What is true of the stores is also true of the vegetable stands, the meat shops, the fish stalls, and bakeries. Here you will find better and fresher food supplies than in any of the similar places in other parts of the city, and the price is generally one-third less. The high cost of living has not reached this thrifty people with their inborn knowledge of the values of foods. They live twice as well as the average American family at half the cost. They combine knowledge of food values with the art of preparation and have a resultant meal that is tasty, full flavored, and nourishing at a minimum of expense.
Perhaps you want a meal. Your thoughts at once run to steaks and chops, and fried potatoes. Nothing but a porterhouse or tenderloin steak or a kidney chop will do. It is the most expensive meat and you think that of course it is the best and most nourishing. If the knowledge of food values were with you, you would get the less expensive and more nourishing cuts. A flank steak, perhaps, prepared en casserole, and you would have a fine dish for half the money. As it is in meats so it is in all foods. For ten cents two people can have a dinner of tagliarini that is at once nourishing and satisfying in flavor. Of course all this requires knowledge, but that is easily acquired, and it adds to the zest of life to know that you can do that which lifts eating from the plane of feeding to that of dining; that you can change existence into living. All because you dare to break away from conventionalities which make so many people affect ignorance of how to live because they imagine it is an evidence of refinement. If they but knew it, their affectation and their ignorance is the hall mark of low caste.

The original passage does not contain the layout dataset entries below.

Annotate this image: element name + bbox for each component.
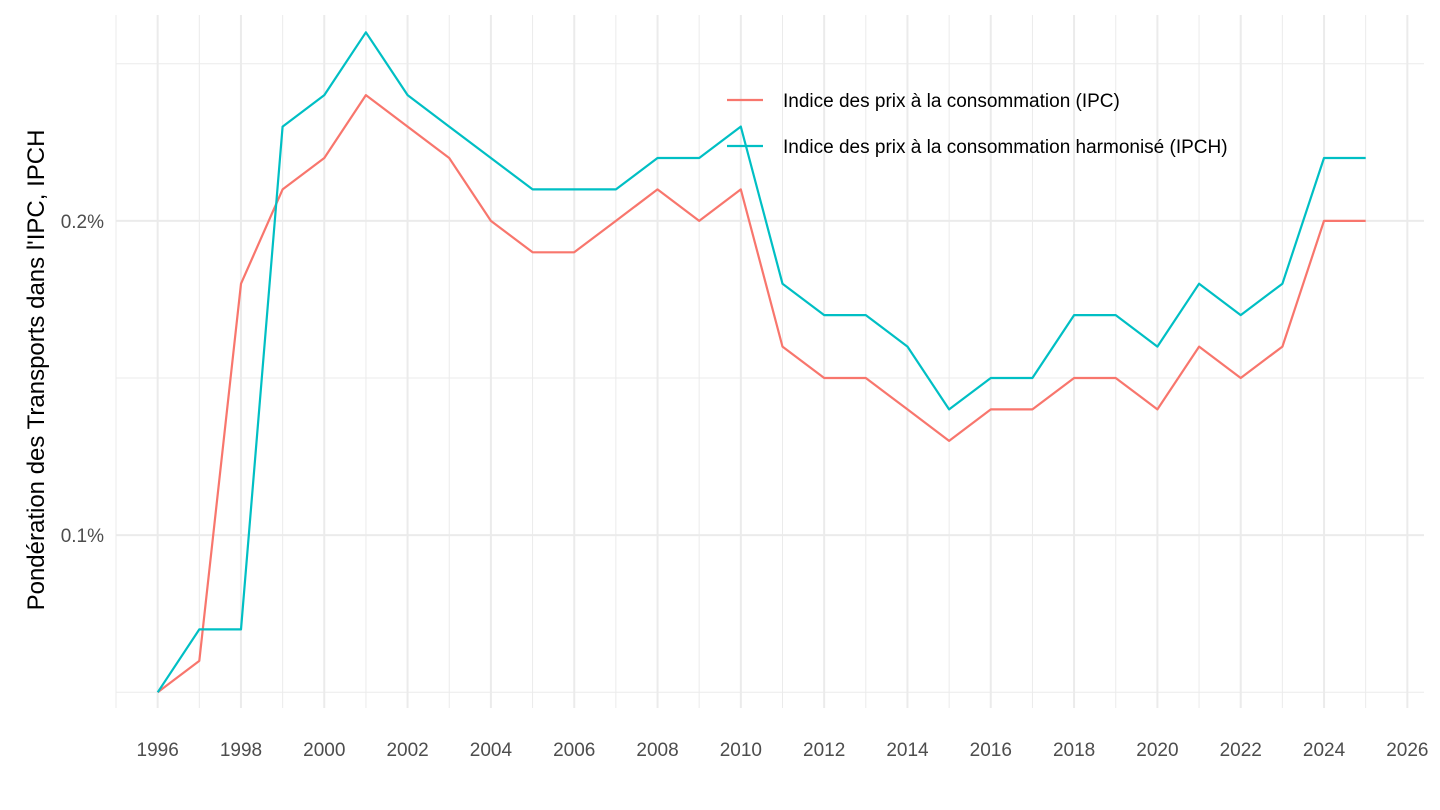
x-tick-label: 2024 bbox=[1303, 740, 1346, 761]
x-tick-label: 2026 bbox=[1386, 740, 1428, 761]
legend-item: Indice des prix à la consommation (IPC) bbox=[727, 91, 1120, 112]
x-tick-label: 2018 bbox=[1053, 740, 1095, 761]
x-tick-label: 1998 bbox=[220, 740, 262, 761]
y-axis-title: Pondération des Transports dans l'IPC, I… bbox=[23, 130, 50, 611]
grid-major bbox=[116, 15, 1424, 708]
x-tick-label: 1996 bbox=[137, 740, 179, 761]
series-line-ipch bbox=[156, 31, 1366, 693]
x-tick-label: 2008 bbox=[636, 740, 678, 761]
x-tick-label: 2006 bbox=[553, 740, 595, 761]
series-line-ipc bbox=[157, 93, 1366, 694]
x-tick-label: 2002 bbox=[386, 740, 428, 761]
y-axis-ticks: 0.1% 0.2% bbox=[61, 212, 104, 547]
x-tick-label: 2010 bbox=[720, 740, 762, 761]
x-tick-label: 2022 bbox=[1220, 740, 1262, 761]
x-tick-label: 2012 bbox=[803, 740, 845, 761]
x-axis-ticks: 1996 1998 2000 2002 2004 2006 2008 2010 2012 2014… bbox=[137, 740, 1429, 761]
grid-minor bbox=[115, 15, 1424, 708]
y-tick-label: 0.1% bbox=[61, 526, 104, 547]
x-tick-label: 2004 bbox=[470, 740, 513, 761]
legend-item: Indice des prix à la consommation harmon… bbox=[727, 137, 1228, 158]
x-tick-label: 2014 bbox=[886, 740, 929, 761]
legend-label: Indice des prix à la consommation (IPC) bbox=[783, 91, 1120, 112]
x-tick-label: 2020 bbox=[1136, 740, 1178, 761]
y-tick-label: 0.2% bbox=[61, 212, 104, 233]
x-tick-label: 2000 bbox=[303, 740, 345, 761]
legend: Indice des prix à la consommation (IPC) I… bbox=[727, 91, 1228, 158]
legend-label: Indice des prix à la consommation harmon… bbox=[783, 137, 1228, 158]
x-tick-label: 2016 bbox=[970, 740, 1012, 761]
series-layer bbox=[156, 31, 1366, 694]
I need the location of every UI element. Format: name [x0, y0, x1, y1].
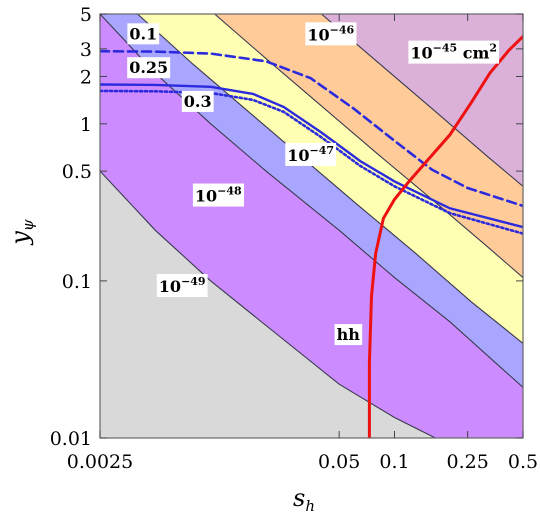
coupling-label-0-part-0: 0.1 — [129, 24, 157, 43]
band-label-3-part-0: 10 — [307, 25, 329, 44]
band-contour-0 — [100, 170, 437, 438]
coupling-label-0: 0.1 — [127, 23, 160, 45]
band-label-3-text: 10−46 — [307, 23, 354, 44]
cross-section-contours — [100, 14, 523, 438]
band-contour-2 — [137, 14, 523, 344]
hh-label: hh — [334, 324, 363, 346]
y-tick-label-5: 3 — [80, 39, 92, 61]
y-tick-label-6: 5 — [80, 4, 92, 26]
band-label-2-part-1: −47 — [310, 144, 335, 157]
coupling-label-2: 0.3 — [181, 90, 214, 112]
band-label-2-bg — [285, 142, 337, 166]
y-tick-label-0: 0.01 — [50, 428, 92, 450]
band-label-0-part-1: −49 — [181, 275, 206, 288]
band-label-4-part-0: 10 — [410, 44, 432, 63]
y-axis-title-main: y — [6, 231, 34, 246]
band-label-0-text: 10−49 — [159, 275, 206, 296]
band-label-0-bg — [156, 273, 208, 297]
x-tick-label-4: 0.5 — [508, 451, 538, 473]
band-contour-4 — [321, 14, 523, 187]
coupling-label-0-text: 0.1 — [129, 24, 157, 43]
coupling-label-1-bg — [127, 57, 171, 79]
band-label-4-bg — [408, 40, 500, 64]
band-label-4-part-1: −45 — [433, 42, 458, 55]
x-tick-label-1: 0.05 — [318, 451, 360, 473]
band-label-3-part-1: −46 — [330, 23, 355, 36]
band-label-1-part-1: −48 — [217, 185, 242, 198]
x-axis-title-main: s — [293, 484, 305, 512]
band-label-3: 10−46 — [305, 22, 357, 46]
hh-label-part-0: hh — [337, 325, 361, 344]
coupling-curve-1 — [100, 83, 523, 229]
coupling-label-1-text: 0.25 — [129, 58, 168, 77]
hh-label-text: hh — [337, 325, 361, 344]
coupling-label-1-part-0: 0.25 — [129, 58, 168, 77]
y-axis-title: yψ — [6, 219, 37, 246]
coupling-curve-0 — [100, 49, 523, 208]
x-tick-label-3: 0.25 — [447, 451, 489, 473]
coupling-label-2-bg — [181, 90, 214, 112]
band-label-2-text: 10−47 — [287, 144, 334, 165]
band-label-1-bg — [192, 183, 245, 207]
band-label-4-part-2: cm — [457, 44, 489, 63]
band-label-4-text: 10−45 cm2 — [410, 42, 497, 63]
band-contour-3 — [214, 14, 523, 279]
plot-frame — [99, 13, 524, 439]
hh-label-bg — [334, 324, 363, 346]
y-tick-label-1: 0.1 — [62, 271, 92, 293]
y-axis-title-sub: ψ — [19, 219, 37, 231]
coupling-label-2-part-0: 0.3 — [184, 92, 212, 111]
band-label-0-part-0: 10 — [159, 277, 181, 296]
y-tick-label-2: 0.5 — [62, 161, 92, 183]
band-label-4: 10−45 cm2 — [408, 40, 500, 64]
x-axis-title-sub: h — [305, 497, 315, 515]
band-label-3-bg — [305, 22, 357, 46]
band-contour-1 — [100, 14, 523, 388]
y-tick-label-4: 2 — [80, 67, 92, 89]
coupling-label-2-text: 0.3 — [184, 92, 212, 111]
hh-curve — [367, 34, 523, 438]
x-axis-title: sh — [293, 484, 315, 515]
band-label-4-part-3: 2 — [489, 42, 497, 55]
y-axis-ticks: 0.01 0.1 0.5 1 2 3 5 — [50, 4, 523, 450]
x-tick-label-2: 0.1 — [379, 451, 409, 473]
band-label-2: 10−47 — [285, 142, 337, 166]
y-tick-label-3: 1 — [80, 114, 92, 136]
hh-curve-group — [367, 34, 523, 438]
plot-area — [100, 14, 523, 438]
coupling-label-0-bg — [127, 23, 160, 45]
x-axis-ticks: 0.0025 0.05 0.1 0.25 0.5 — [67, 14, 538, 473]
band-label-1-part-0: 10 — [195, 187, 217, 206]
coupling-label-1: 0.25 — [127, 57, 171, 79]
band-label-1-text: 10−48 — [195, 185, 242, 206]
band-label-0: 10−49 — [156, 273, 208, 297]
band-label-1: 10−48 — [192, 183, 245, 207]
band-label-2-part-0: 10 — [287, 146, 309, 165]
x-tick-label-0: 0.0025 — [67, 451, 133, 473]
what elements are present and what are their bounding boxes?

Now about this whisper: We have a friend who has a little apartment where he has kept bachelor's hall for many years. Here some of our most pleasant evenings have been spent, and we never fear to go on account of the possibility that he may be embarrassed or inconvenienced through lack of something to eat or drink, for he is never at a loss to prepare something dainty and appetizing for us, and it really seems, sometimes, that he makes a meal out of nothing. Often Charlie telephones us that he has discovered a new dish and hurries us over to pass judgment on it. And, by the way, many of the good dishes of Bohemia are the result of accident rather than design.